Bem, imagino, então, que eu deva me internacionalizar, pois sou o único que se
importa com isso: os demais ou levam vidas degradantes ou não possuem ambição e
estão satisfeitos com coisas pequenas. Meus planos são os mais grandiloquentes,
afinal quero o lugar que é meu por direito: quero ser temido, quero que minha
história seja contada para todos, que crianças chorem ao ouvir falar de mim.
Justamente por isso, tenho me reunido com vocês ao longo dos últimos dias dessa
semana: ontem foi a vez da Cuca, da Iara e do Negrinho do Pastoreio. Amanhã,
tenho uma reunião com o Boitatá.

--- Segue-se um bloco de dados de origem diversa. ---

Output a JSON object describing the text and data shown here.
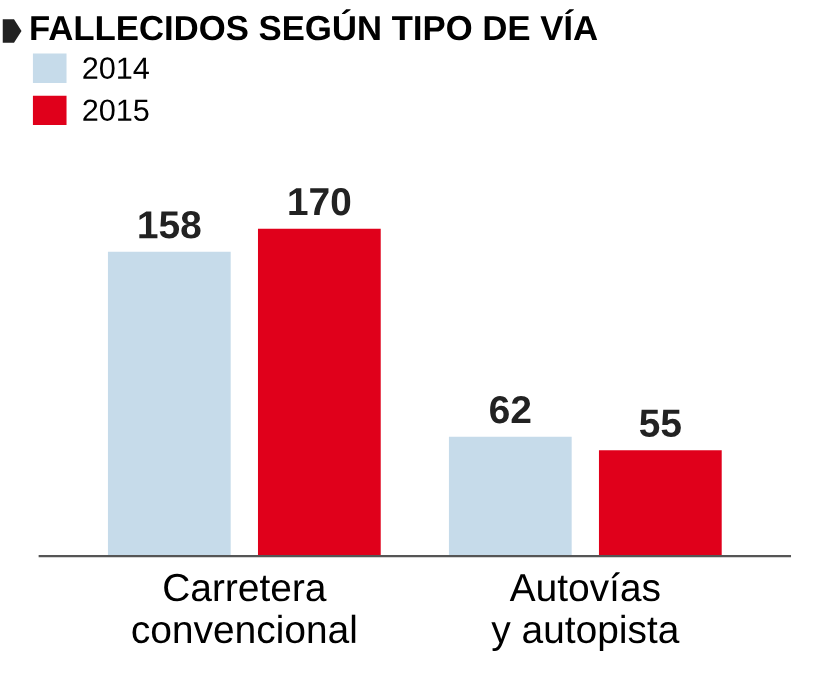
{
  "chart_data": {
    "type": "bar",
    "title": "FALLECIDOS SEGÚN TIPO DE VÍA",
    "categories": [
      "Carretera\nconvencional",
      "Autovías\ny autopista"
    ],
    "series": [
      {
        "name": "2014",
        "color": "#c6dbea",
        "values": [
          158,
          62
        ]
      },
      {
        "name": "2015",
        "color": "#e0001b",
        "values": [
          170,
          55
        ]
      }
    ],
    "data_labels": true,
    "legend": "top left",
    "grid": false
  }
}
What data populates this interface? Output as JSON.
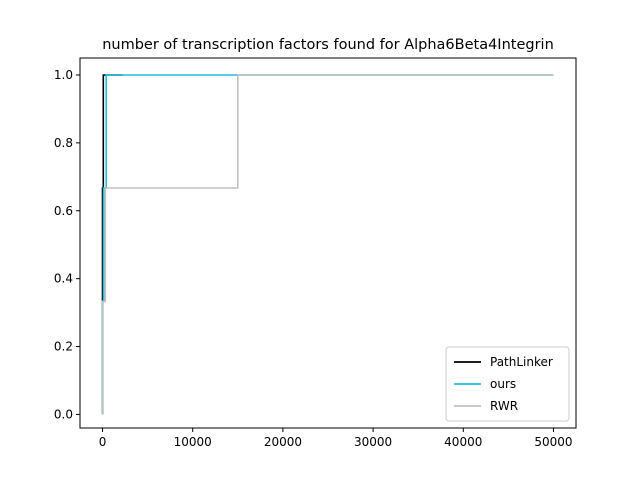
{
  "chart_data": {
    "type": "line",
    "title": "number of transcription factors found for Alpha6Beta4Integrin",
    "xlabel": "",
    "ylabel": "",
    "xlim": [
      -2500,
      52500
    ],
    "ylim": [
      -0.04,
      1.05
    ],
    "x_ticks": [
      0,
      10000,
      20000,
      30000,
      40000,
      50000
    ],
    "x_tick_labels": [
      "0",
      "10000",
      "20000",
      "30000",
      "40000",
      "50000"
    ],
    "y_ticks": [
      0.0,
      0.2,
      0.4,
      0.6,
      0.8,
      1.0
    ],
    "y_tick_labels": [
      "0.0",
      "0.2",
      "0.4",
      "0.6",
      "0.8",
      "1.0"
    ],
    "grid": false,
    "legend_position": "lower-right",
    "series": [
      {
        "name": "PathLinker",
        "color": "#000000",
        "points": [
          [
            0,
            0
          ],
          [
            0,
            0.667
          ],
          [
            80,
            0.667
          ],
          [
            80,
            1.0
          ],
          [
            2200,
            1.0
          ]
        ]
      },
      {
        "name": "ours",
        "color": "#1fbfe0",
        "points": [
          [
            0,
            0
          ],
          [
            0,
            0.333
          ],
          [
            120,
            0.333
          ],
          [
            120,
            0.667
          ],
          [
            400,
            0.667
          ],
          [
            400,
            1.0
          ],
          [
            50000,
            1.0
          ]
        ]
      },
      {
        "name": "RWR",
        "color": "#c0c0c0",
        "points": [
          [
            0,
            0
          ],
          [
            0,
            0.333
          ],
          [
            300,
            0.333
          ],
          [
            300,
            0.667
          ],
          [
            15000,
            0.667
          ],
          [
            15000,
            1.0
          ],
          [
            50000,
            1.0
          ]
        ]
      }
    ]
  }
}
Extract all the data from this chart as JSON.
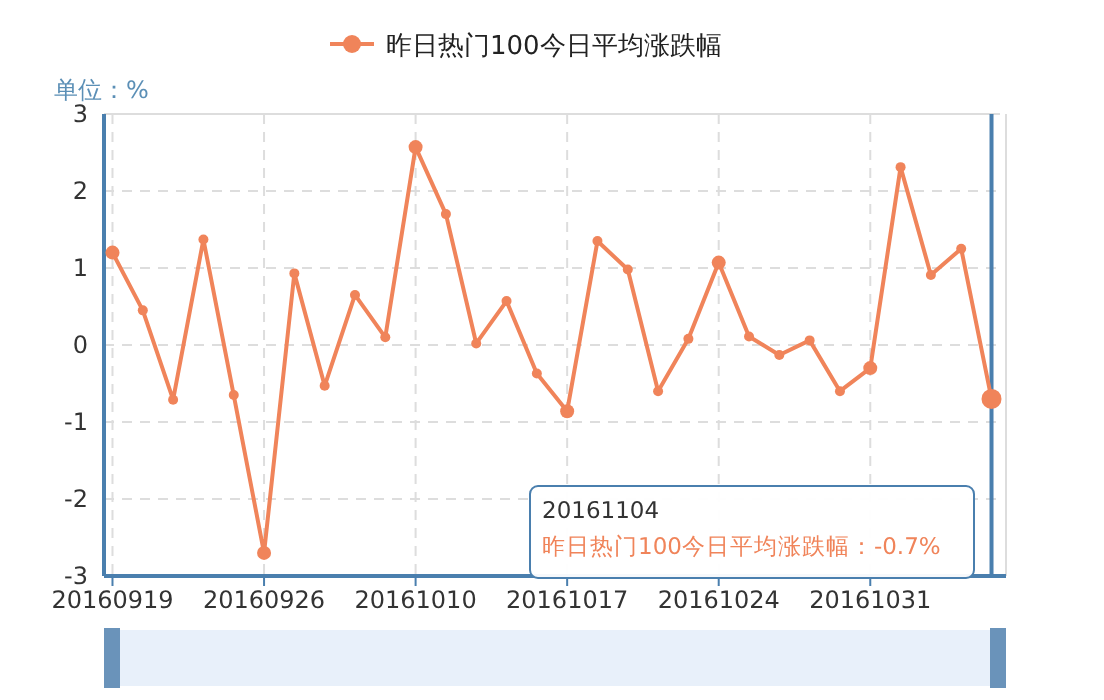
{
  "chart_data": {
    "type": "line",
    "ylabel": "单位：%",
    "categories": [
      "20160919",
      null,
      null,
      null,
      null,
      "20160926",
      null,
      null,
      null,
      null,
      "20161010",
      null,
      null,
      null,
      null,
      "20161017",
      null,
      null,
      null,
      null,
      "20161024",
      null,
      null,
      null,
      null,
      "20161031",
      null,
      null,
      null,
      null
    ],
    "series": [
      {
        "name": "昨日热门100今日平均涨跌幅",
        "color": "#f0845a",
        "values": [
          1.2,
          0.45,
          -0.71,
          1.37,
          -0.65,
          -2.7,
          0.93,
          -0.53,
          0.65,
          0.1,
          2.57,
          1.7,
          0.02,
          0.57,
          -0.37,
          -0.86,
          1.35,
          0.98,
          -0.6,
          0.08,
          1.07,
          0.11,
          -0.13,
          0.06,
          -0.6,
          -0.3,
          2.31,
          0.91,
          1.25,
          -0.7
        ]
      }
    ],
    "ylim": [
      -3,
      3
    ],
    "yticks": [
      -3,
      -2,
      -1,
      0,
      1,
      2,
      3
    ],
    "grid": true,
    "legend": "top",
    "marker": "circle",
    "line_style": "solid",
    "annotations": [
      "20161104",
      "昨日热门100今日平均涨跌幅：-0.7%"
    ]
  }
}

Até o fim da semana que vem, só sobrarei eu.
Foi bem fácil, já que a mesma técnica funciona com todos: nos embebedamos e,
por fim, na última dose, enveneno a cachaça… Sério, vocês deveriam procurar os
AA. Não tem uma lenda brasileira que não seja alcoólatra? De todo modo, não se
preocupem: não sentirão dores enquanto faço o que tenho de fazer – disse o
Saci, enquanto tirava uma faca suja de sangue de seu gorro vermelho.
O
primeiro que ele começou a cortar foi o Boto cor-de-rosa, que o olhava em
pânico. Saci pegou o celular da vítima, parou por alguns instantes e sorriu:
era melhor se apressar nos afazeres, pois teria um encontro naquela noite.